Дело было у норвежских берегов — скалистых и опасных, если к ним подходить ближе, чем позволяет приличие. Зимнее небо заволокло облаками, пьяные матросы еле держали штурвал (а точнее — держались за него, чтобы не упасть). Верхние паруса не успели убрать, их сорвало. Горластый и толсторожий Большая Чума слегка протрезвел от страха.
Шторм ревел, и, где находится бриг «Бретонец», никто не мог сообразить. Определиться по солнцу с помощью секстана не было, конечно, никакой возможности, потому что не было солнца. Да и не осталось после кончины капитана де Кря на «Бретонце» человека, который умел бы всерьез обращаться с мореходными инструментами. Оставалась еще возможность найти на карте место судна по счислению. Но никто с перепою не помнил, когда начался ветер и сколько раз менял направление. К тому же у Большой Чумы были крепкие кулаки, но не было никаких способностей к математике.
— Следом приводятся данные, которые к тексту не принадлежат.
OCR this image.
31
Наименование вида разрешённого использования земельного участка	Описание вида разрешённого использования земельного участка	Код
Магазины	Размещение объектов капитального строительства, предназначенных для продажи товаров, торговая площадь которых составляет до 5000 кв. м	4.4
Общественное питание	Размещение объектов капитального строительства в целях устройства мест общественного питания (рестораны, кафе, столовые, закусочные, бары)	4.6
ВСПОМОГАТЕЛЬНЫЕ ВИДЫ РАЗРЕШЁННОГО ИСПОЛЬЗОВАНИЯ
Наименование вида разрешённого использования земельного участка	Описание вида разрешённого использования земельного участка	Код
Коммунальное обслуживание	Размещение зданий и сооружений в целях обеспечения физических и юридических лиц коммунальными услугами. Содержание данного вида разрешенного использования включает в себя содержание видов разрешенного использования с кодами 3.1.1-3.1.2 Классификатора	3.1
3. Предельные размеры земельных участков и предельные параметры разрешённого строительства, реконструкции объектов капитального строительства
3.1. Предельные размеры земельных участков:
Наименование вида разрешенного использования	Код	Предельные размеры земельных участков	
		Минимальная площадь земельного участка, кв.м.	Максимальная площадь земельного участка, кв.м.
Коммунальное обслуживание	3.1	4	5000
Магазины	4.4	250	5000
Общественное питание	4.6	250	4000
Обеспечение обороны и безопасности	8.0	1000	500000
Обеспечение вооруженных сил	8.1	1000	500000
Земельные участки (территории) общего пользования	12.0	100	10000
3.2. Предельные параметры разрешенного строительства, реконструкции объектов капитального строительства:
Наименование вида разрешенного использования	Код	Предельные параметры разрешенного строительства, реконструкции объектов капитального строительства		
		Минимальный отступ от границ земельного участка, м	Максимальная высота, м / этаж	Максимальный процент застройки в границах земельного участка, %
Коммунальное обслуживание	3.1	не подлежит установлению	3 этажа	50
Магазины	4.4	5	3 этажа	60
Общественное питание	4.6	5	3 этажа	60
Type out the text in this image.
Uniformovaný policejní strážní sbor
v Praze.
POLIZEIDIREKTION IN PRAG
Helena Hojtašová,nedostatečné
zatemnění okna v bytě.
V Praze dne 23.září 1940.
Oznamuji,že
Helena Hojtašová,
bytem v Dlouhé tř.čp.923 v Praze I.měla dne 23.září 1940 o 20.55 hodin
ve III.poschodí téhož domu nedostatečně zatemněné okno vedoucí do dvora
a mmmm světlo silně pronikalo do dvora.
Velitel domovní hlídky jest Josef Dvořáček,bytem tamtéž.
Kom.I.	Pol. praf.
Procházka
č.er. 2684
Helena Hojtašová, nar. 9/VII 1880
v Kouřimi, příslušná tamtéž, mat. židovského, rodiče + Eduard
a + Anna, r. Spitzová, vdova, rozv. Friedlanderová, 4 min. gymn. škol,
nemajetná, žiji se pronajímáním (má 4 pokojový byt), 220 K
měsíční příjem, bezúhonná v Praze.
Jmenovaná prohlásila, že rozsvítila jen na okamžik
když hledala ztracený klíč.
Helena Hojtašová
А острые скалы в окружении шипящей пены могли показаться в любой момент с любой стороны. Требовалось немедленно проложить правильный курс, чтобы убраться из опасного места. И здесь у Бена Вудро сработали остатки сообразительности. Он велел притащить из кубрика в капитанскую каюту «этого хромого цыпленка Ботончито».
— Ты ведь умный парень, раздери тебя ведьмы! Вот тебе карта, если не хочешь кормить вместе с нами селедок!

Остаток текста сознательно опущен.